Here Comes the Budget
[Today], Wednesday, Feb. 20, Gov. Lamont will present his 2020-21 biennial budget proposal to the full legislature. That will be the beginning of a process that will take at least the full length of the legislative session, which ends on June 5, to complete. In recent years, it has sometimes taken much longer.
The Budget Process
As a reminder, here is how the process works. The legislature, not the governor, develops and votes on the budget. The governor’s proposal provides a framework and a baseline that the legislature usually works from to write its own budget. The governor may veto any budget that passes, but the legislature may also override that veto. The possibility of the veto usually makes negotiation between the governor and the legislature necessary, even when the legislative majority and the governor share the same party, as is the case right now.

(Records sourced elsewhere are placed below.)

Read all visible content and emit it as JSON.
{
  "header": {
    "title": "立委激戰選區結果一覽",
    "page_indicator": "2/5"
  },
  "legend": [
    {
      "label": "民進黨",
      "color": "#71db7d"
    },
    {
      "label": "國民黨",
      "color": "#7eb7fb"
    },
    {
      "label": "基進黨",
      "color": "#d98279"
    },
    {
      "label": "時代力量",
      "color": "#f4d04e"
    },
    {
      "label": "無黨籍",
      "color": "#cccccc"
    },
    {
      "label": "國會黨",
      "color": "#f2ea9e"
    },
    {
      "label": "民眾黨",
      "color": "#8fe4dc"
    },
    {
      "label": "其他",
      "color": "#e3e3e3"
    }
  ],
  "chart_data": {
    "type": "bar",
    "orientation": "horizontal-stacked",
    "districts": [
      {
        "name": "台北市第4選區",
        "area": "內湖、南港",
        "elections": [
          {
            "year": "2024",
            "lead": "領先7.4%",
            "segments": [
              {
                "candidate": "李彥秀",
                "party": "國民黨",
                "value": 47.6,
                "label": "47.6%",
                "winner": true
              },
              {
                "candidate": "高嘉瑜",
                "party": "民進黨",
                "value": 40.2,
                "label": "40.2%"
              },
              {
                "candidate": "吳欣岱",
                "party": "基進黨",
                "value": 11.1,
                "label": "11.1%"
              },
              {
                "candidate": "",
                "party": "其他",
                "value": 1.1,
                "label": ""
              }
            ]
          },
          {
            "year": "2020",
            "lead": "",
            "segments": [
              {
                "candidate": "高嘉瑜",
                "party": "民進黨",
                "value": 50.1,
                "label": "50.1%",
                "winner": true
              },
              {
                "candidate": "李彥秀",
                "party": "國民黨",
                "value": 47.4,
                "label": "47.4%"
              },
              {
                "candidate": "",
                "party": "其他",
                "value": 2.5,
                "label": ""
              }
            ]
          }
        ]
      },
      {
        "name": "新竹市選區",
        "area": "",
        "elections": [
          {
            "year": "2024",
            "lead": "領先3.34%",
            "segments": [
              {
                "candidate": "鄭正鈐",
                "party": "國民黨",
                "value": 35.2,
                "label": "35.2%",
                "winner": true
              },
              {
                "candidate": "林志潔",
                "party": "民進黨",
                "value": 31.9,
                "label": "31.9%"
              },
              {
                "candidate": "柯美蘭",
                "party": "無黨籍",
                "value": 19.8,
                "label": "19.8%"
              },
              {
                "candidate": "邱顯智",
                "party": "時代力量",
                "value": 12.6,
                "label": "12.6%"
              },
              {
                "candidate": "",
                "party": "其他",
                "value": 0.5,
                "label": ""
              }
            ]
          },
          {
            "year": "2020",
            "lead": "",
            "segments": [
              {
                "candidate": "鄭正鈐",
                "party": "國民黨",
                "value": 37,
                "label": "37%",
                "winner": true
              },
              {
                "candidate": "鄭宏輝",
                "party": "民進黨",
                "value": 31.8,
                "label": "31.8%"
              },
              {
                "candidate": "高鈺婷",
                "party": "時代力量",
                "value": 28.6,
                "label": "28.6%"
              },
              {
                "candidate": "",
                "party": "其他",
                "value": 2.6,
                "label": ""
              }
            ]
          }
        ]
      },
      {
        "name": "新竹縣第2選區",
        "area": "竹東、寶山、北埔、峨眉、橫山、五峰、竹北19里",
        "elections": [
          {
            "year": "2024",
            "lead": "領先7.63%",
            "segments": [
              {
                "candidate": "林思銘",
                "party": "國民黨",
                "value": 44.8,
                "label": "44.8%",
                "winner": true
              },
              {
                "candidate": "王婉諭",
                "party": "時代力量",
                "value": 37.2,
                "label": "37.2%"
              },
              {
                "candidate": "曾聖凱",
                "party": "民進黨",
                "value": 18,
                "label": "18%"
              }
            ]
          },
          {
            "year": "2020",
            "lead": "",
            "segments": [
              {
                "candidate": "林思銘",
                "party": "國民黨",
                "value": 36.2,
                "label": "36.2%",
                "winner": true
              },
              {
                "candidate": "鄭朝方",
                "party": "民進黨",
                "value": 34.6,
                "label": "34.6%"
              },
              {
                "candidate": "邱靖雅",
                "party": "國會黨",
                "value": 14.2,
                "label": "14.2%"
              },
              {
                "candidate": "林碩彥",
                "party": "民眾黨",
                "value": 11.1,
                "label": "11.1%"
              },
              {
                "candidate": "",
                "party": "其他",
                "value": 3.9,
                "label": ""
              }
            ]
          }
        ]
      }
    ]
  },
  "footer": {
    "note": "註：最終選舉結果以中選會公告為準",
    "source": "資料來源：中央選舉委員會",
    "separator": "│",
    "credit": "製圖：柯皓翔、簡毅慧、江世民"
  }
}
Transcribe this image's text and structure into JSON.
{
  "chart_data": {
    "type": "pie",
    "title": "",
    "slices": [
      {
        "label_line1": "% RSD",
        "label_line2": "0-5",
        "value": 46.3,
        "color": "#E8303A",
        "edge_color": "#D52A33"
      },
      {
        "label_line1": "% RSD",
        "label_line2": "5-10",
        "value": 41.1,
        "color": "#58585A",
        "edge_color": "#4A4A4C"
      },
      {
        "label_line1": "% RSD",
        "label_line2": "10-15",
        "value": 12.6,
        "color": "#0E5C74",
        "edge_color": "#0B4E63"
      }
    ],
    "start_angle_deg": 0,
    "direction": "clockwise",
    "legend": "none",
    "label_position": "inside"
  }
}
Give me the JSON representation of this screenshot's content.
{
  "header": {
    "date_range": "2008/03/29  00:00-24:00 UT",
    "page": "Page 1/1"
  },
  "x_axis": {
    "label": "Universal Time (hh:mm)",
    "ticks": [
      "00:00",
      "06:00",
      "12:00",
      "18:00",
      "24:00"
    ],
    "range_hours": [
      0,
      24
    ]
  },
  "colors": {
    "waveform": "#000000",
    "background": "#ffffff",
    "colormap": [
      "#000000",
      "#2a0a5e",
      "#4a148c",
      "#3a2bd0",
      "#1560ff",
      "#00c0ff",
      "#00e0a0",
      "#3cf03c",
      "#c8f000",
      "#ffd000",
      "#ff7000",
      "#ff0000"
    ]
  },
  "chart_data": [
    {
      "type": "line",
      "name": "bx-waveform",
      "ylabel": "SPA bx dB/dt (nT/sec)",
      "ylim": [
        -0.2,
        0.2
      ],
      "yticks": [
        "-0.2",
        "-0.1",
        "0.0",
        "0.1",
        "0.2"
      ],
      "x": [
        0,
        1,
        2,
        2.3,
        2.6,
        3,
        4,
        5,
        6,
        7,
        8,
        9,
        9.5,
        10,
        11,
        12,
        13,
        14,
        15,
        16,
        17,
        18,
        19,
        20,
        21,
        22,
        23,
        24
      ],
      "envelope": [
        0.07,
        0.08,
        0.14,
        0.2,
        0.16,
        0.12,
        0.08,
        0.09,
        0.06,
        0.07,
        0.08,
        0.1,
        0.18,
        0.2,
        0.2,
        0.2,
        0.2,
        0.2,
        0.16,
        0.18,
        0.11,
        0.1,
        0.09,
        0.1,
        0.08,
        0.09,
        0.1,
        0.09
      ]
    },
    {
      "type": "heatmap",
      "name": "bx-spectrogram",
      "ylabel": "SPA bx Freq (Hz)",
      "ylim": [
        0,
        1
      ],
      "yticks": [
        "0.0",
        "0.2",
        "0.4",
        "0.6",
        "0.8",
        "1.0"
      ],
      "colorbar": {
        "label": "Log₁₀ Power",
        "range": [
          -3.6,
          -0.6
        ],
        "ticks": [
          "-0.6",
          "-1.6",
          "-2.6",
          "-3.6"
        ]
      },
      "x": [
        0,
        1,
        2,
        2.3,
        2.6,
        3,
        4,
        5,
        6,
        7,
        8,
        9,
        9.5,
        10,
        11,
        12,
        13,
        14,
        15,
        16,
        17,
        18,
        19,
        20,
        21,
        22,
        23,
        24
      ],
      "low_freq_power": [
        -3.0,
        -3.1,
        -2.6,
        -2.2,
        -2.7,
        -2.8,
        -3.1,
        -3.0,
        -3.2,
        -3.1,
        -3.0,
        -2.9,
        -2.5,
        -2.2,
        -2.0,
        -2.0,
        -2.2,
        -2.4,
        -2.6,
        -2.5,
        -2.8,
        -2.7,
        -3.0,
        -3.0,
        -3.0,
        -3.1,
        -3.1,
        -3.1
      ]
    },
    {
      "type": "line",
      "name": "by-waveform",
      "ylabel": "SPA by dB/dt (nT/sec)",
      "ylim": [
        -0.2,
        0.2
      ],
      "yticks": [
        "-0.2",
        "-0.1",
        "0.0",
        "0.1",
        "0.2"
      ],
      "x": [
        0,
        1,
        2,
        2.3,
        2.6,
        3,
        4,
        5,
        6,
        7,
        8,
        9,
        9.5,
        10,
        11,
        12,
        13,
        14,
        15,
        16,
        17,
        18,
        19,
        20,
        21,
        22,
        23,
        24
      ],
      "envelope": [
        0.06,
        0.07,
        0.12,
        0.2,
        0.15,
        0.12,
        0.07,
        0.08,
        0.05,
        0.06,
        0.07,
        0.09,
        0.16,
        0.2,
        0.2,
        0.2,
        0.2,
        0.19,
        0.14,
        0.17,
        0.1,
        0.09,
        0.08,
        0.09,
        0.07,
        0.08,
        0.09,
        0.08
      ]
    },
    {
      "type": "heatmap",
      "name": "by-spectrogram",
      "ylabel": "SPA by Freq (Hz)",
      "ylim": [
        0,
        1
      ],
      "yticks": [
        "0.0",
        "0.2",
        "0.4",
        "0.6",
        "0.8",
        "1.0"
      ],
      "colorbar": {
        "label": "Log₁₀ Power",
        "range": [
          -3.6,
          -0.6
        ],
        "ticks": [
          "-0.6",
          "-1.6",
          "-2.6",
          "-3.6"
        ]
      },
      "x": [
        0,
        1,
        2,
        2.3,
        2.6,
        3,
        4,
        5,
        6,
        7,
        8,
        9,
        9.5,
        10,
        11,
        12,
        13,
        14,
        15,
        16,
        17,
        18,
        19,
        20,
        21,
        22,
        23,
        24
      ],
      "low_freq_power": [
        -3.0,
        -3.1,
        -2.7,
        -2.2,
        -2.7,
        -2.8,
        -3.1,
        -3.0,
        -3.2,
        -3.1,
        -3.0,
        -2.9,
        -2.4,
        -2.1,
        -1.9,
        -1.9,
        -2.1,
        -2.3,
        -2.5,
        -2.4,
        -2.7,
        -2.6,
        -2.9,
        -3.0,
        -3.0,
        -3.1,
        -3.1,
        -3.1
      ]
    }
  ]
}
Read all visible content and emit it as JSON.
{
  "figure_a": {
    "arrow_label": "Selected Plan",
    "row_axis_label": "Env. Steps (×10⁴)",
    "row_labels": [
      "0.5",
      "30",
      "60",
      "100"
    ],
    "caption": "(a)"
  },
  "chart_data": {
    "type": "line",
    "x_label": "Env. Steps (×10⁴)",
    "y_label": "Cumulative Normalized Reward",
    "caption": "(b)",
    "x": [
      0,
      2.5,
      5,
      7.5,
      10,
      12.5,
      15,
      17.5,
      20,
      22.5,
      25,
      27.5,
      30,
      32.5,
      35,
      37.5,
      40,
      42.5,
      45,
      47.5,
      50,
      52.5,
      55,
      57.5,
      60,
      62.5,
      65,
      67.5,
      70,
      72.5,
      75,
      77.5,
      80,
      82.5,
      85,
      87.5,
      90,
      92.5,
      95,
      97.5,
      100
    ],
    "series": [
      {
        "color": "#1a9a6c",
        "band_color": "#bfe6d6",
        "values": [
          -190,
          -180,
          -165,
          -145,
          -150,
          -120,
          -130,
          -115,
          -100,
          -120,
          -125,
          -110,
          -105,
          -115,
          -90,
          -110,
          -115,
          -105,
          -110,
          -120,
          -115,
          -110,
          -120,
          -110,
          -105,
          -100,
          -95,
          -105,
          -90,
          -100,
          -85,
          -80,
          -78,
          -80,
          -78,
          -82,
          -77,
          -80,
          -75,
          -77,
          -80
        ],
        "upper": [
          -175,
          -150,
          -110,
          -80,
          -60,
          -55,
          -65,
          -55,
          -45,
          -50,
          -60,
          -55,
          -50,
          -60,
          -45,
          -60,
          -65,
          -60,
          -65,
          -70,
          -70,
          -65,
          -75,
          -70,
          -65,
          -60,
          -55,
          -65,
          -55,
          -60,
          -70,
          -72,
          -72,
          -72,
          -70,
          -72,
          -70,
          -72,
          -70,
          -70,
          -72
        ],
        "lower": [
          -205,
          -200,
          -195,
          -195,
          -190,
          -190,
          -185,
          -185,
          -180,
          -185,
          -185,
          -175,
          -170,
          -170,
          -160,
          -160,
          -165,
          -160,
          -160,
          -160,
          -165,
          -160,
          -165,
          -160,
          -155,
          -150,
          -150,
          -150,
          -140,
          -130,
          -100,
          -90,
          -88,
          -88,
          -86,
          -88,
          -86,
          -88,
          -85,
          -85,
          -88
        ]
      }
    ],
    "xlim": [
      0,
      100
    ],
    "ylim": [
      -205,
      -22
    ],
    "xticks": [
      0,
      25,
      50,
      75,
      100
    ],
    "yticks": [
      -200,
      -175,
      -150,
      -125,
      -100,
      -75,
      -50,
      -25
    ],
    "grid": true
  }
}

In the legislature, the Appropriations Committee is responsible for the spending side of the budget, and the Finance, Revenue, and Bonding Committee for the revenue side.
Following the governor’s address, the governor’s budget director, OPM Secretary Melissa McCaw, will present the details of the budget to the Appropriations Committee on Thursday, and will answer questions. Shortly thereafter, the Finance Committee will hear the same presentation.
On Tuesday, Feb. 26, begins a series of Appropriations Committee budget hearings that lasts for two weeks. Every morning, several department heads present their detailed budgets to the Committee, and in the late afternoons/evenings, members of the public are invited to offer testimony. If you would like to testify on any budget line items, click here for the schedule. You may also submit written testimony via email.
While legislators of both parties collect information together in meetings during March and April, the majority party usually presents only its own budget for a vote in late April. The minority party may propose amendments to that budget or call its own budget as an amendment as well. Once a budget is approved by both Appropriations and Finance, it goes to the House and Senate chambers for a final vote, generally in late May or very early June. The original budget voted out of committee will likely change substantially before the votes in the House and Senate.
As Ranking Member of the Appropriations Committee, I will be heavily involved in the budget process and will be keeping you informed as it moves forward.